Adrian Johnson
TLDR:
Key Takeaways:
- US government report criticizes Microsoft’s “inadequate” security culture.
- Chinese hacking group breached emails of US officials leading to the criticism.
In a scathing report, the US government criticized Microsoft’s security practices after a Chinese hacking group breached the emails of high-ranking officials, including US Commerce Secretary Gina Raimondo. The Cyber Security Review Board (CSRB) highlighted the importance of enhanced logging capabilities and charged for enhanced logging to prevent such breaches. The report emphasized the security failures at Microsoft that allowed the Chinese state-sponsored hacking group, Storm-0558, to breach the Microsoft Exchange online mailboxes of several organizations and individuals globally. Chinese hackers also targeted the emails of US officials, indicating flaws in Microsoft’s cybersecurity measures. This incident is not the first time Microsoft has faced attacks from state-sponsored cyber attackers, including Russian and Chinese hacker groups.
Full Article:
Microsoft’s Security Breakdown: Chinese Hacking Group Breaches Defenses
Last Updated 30 mins ago By Giuseppe Ciccomascolo
US criticized Microsoft security practices after Chinese hackers breached emails of officials, blasting its “inadequate” security culture.

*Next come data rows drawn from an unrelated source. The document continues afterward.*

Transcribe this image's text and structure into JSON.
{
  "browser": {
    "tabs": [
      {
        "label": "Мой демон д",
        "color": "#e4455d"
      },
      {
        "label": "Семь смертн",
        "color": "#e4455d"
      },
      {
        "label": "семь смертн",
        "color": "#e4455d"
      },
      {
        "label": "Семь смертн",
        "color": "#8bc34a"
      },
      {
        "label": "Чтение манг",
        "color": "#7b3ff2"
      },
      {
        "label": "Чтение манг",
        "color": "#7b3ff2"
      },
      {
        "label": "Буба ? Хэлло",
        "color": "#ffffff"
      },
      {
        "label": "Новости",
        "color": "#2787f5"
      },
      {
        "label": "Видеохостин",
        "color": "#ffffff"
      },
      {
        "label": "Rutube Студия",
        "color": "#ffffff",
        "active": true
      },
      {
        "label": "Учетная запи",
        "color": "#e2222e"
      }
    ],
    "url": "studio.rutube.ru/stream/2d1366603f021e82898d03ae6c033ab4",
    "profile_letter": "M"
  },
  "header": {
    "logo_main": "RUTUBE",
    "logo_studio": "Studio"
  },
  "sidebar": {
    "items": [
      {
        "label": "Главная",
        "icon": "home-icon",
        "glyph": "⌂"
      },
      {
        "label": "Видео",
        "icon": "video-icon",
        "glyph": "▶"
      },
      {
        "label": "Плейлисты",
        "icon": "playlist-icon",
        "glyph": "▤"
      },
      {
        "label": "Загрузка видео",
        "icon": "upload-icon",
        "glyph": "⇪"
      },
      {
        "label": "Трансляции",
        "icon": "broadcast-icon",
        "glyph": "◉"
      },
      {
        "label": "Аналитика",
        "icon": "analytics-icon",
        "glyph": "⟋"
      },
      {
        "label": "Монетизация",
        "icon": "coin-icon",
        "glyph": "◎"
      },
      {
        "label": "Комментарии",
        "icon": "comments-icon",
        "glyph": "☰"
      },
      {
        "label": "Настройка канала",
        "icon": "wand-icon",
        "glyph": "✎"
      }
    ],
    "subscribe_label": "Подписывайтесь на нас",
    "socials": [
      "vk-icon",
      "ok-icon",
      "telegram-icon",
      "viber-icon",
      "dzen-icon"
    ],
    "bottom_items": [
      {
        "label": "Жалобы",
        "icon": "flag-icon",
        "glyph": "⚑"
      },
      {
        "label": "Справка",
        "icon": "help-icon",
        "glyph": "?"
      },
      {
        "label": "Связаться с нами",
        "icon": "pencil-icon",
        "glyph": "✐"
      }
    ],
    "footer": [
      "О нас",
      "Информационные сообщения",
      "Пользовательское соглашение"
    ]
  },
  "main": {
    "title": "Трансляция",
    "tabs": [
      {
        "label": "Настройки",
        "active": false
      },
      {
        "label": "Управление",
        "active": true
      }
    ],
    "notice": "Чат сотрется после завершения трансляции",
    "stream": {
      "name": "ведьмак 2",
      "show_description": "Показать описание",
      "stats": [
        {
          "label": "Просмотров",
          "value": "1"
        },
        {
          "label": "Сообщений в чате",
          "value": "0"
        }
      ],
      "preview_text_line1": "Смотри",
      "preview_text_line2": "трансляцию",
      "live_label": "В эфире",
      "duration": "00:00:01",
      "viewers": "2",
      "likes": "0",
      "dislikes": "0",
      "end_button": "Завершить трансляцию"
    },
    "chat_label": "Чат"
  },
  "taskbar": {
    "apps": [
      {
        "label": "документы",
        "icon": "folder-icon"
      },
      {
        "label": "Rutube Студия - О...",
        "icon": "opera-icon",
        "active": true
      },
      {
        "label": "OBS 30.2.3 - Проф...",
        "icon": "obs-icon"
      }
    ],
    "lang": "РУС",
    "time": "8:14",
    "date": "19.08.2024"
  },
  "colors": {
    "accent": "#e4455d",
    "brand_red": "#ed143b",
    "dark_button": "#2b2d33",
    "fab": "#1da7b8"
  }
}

Outlined in the report is the practice of charging for enhanced, or premium, logging. This enables Microsoft clients to monitor system activity over time, which is crucial for investigating cyberattacks. The report also emphasized the importance of audit logging in uncovering cyberattacks. The CSRB investigated a 2023 incident in which Chinese hackers breached the email accounts of high-ranking US officials. The threat actor, code-named Storm-0558, downloaded approximately 60,000 emails from the State Department alone. This incident highlights the ongoing cybersecurity challenges faced by Microsoft in dealing with state-sponsored cyber attackers.
Microsoft has also faced challenges from Russian cyber attackers in the past, exposing vulnerabilities in its cybersecurity infrastructure. The continuous attacks from various nation-state actors emphasize the importance of robust security measures and enhanced logging capabilities to prevent such breaches in the future.